(a) Find the minimal distance between the points of the graph of the function $y=\ln x$ from the line $y=x$. (b) Find the minimal distance between two points, one of the point is in the graph of the function $y=e^x$ and the other point in the graph of the function $y=ln x$.

Find all the values that can take the last digit of a "perfect" even number. (The natural number $n$ is called "perfect" if the sum of all its natural divisors is equal twice the number itself.For example: the number $6$ is perfect ,because $1+2+3+6=2\cdot6$).
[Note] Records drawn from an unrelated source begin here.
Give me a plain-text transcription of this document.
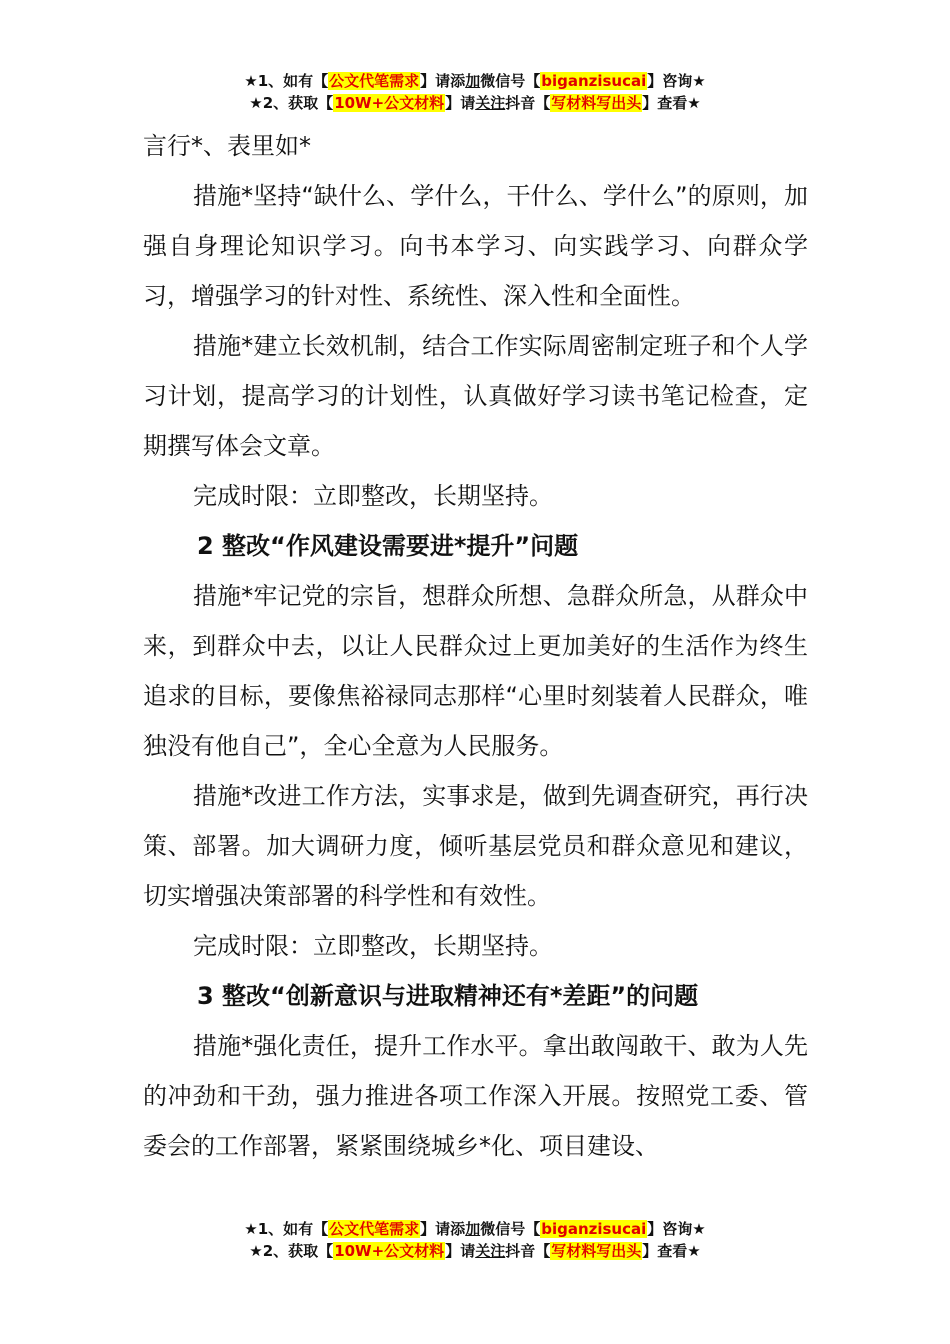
★1、如有【公文代笔需求】请添加微信号【biganzisucai】咨询★
★2、获取【10W+公文材料】请关注抖音【写材料写出头】查看★

言行*、表里如*

措施*坚持“缺什么、学什么，干什么、学什么”的原则，加强自身理论知识学习。向书本学习、向实践学习、向群众学习，增强学习的针对性、系统性、深入性和全面性。

措施*建立长效机制，结合工作实际周密制定班子和个人学习计划，提高学习的计划性，认真做好学习读书笔记检查，定期撰写体会文章。

完成时限：立即整改，长期坚持。

2 整改“作风建设需要进*提升”问题

措施*牢记党的宗旨，想群众所想、急群众所急，从群众中来，到群众中去，以让人民群众过上更加美好的生活作为终生追求的目标，要像焦裕禄同志那样“心里时刻装着人民群众，唯独没有他自己”，全心全意为人民服务。

措施*改进工作方法，实事求是，做到先调查研究，再行决策、部署。加大调研力度，倾听基层党员和群众意见和建议，切实增强决策部署的科学性和有效性。

完成时限：立即整改，长期坚持。

3 整改“创新意识与进取精神还有*差距”的问题

措施*强化责任，提升工作水平。拿出敢闯敢干、敢为人先的冲劲和干劲，强力推进各项工作深入开展。按照党工委、管委会的工作部署，紧紧围绕城乡*化、项目建设、

★1、如有【公文代笔需求】请添加微信号【biganzisucai】咨询★
★2、获取【10W+公文材料】请关注抖音【写材料写出头】查看★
In a convex quadrilateral $ABCD$ ,$\angle ABC$ and $\angle BCD$ are $\geq 120^o$. Prove that $|AC|$ + $|BD| \geq |AB|+|BC|+|CD|$. (With $|XY|$ we understand the length of the segment $XY$).
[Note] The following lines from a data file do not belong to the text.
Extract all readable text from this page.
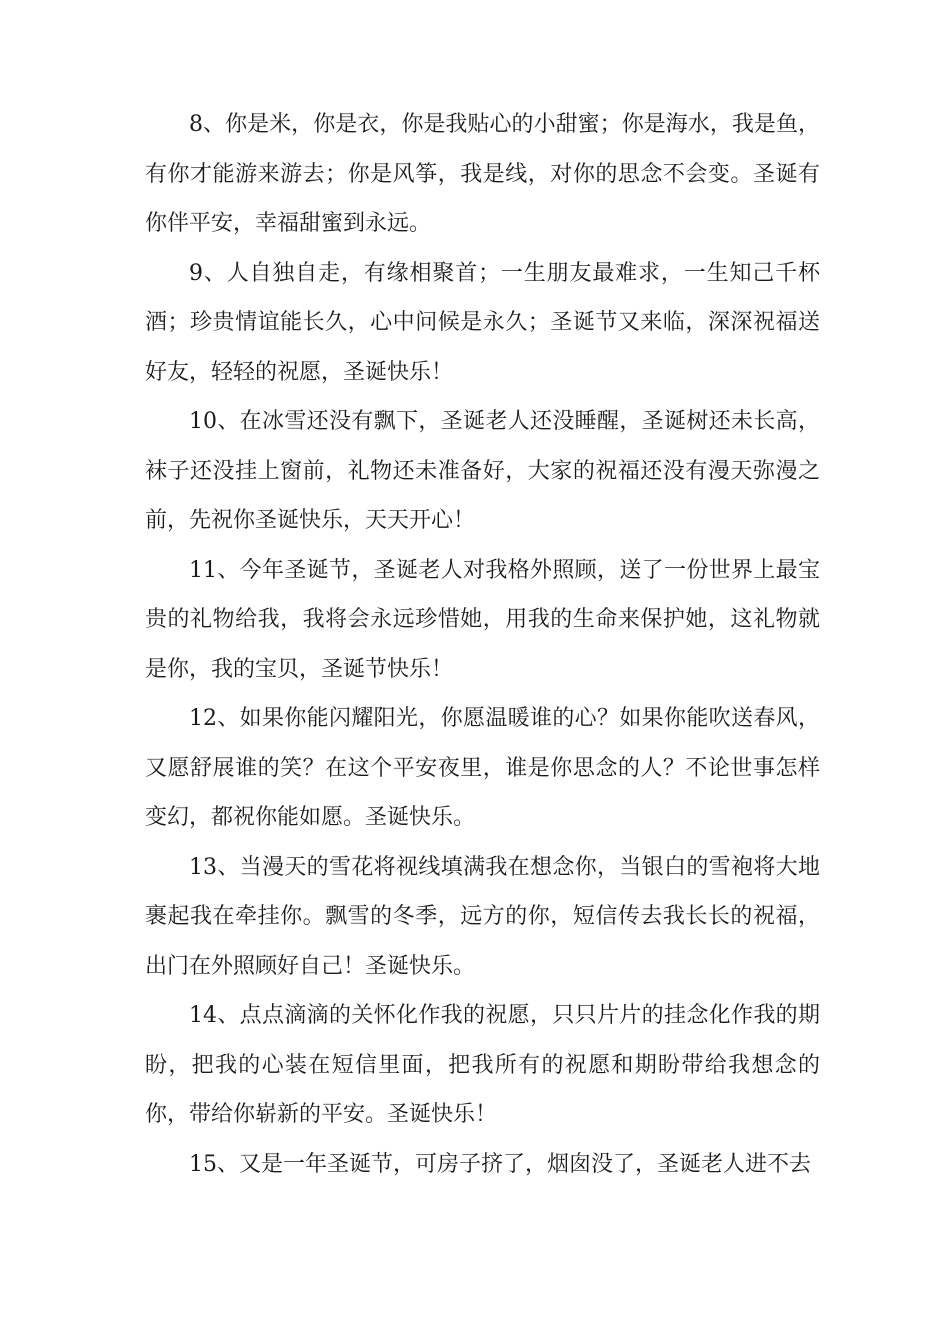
8、你是米，你是衣，你是我贴心的小甜蜜；你是海水，我是鱼，有你才能游来游去；你是风筝，我是线，对你的思念不会变。圣诞有你伴平安，幸福甜蜜到永远。

9、人自独自走，有缘相聚首；一生朋友最难求，一生知己千杯酒；珍贵情谊能长久，心中问候是永久；圣诞节又来临，深深祝福送好友，轻轻的祝愿，圣诞快乐！

10、在冰雪还没有飘下，圣诞老人还没睡醒，圣诞树还未长高，袜子还没挂上窗前，礼物还未准备好，大家的祝福还没有漫天弥漫之前，先祝你圣诞快乐，天天开心！

11、今年圣诞节，圣诞老人对我格外照顾，送了一份世界上最宝贵的礼物给我，我将会永远珍惜她，用我的生命来保护她，这礼物就是你，我的宝贝，圣诞节快乐！

12、如果你能闪耀阳光，你愿温暖谁的心？如果你能吹送春风，又愿舒展谁的笑？在这个平安夜里，谁是你思念的人？不论世事怎样变幻，都祝你能如愿。圣诞快乐。

13、当漫天的雪花将视线填满我在想念你，当银白的雪袍将大地裹起我在牵挂你。飘雪的冬季，远方的你，短信传去我长长的祝福，出门在外照顾好自己！圣诞快乐。

14、点点滴滴的关怀化作我的祝愿，只只片片的挂念化作我的期盼，把我的心装在短信里面，把我所有的祝愿和期盼带给我想念的你，带给你崭新的平安。圣诞快乐！

15、又是一年圣诞节，可房子挤了，烟囱没了，圣诞老人进不去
The sequence $(a_{n})$ is defined by $a_1=1$ and $a_n=n(a_1+a_2+\cdots+a_{n-1})$ , $\forall n>1$. (a) Prove that for every even $n$, $a_{n}$ is divisible by $n!$. (b) Find all odd numbers $n$ for the which $a_{n}$ is divisible by $n!$.

The triangle $ABC$ acute with gravity center $M$ is such that $\angle AMB = 2 \angle ACB$. Prove that: (a) $AB^4=AC^4+BC^4-AC^2 \cdot BC^2,$ (b) $\angle ACB \geq 60^o$.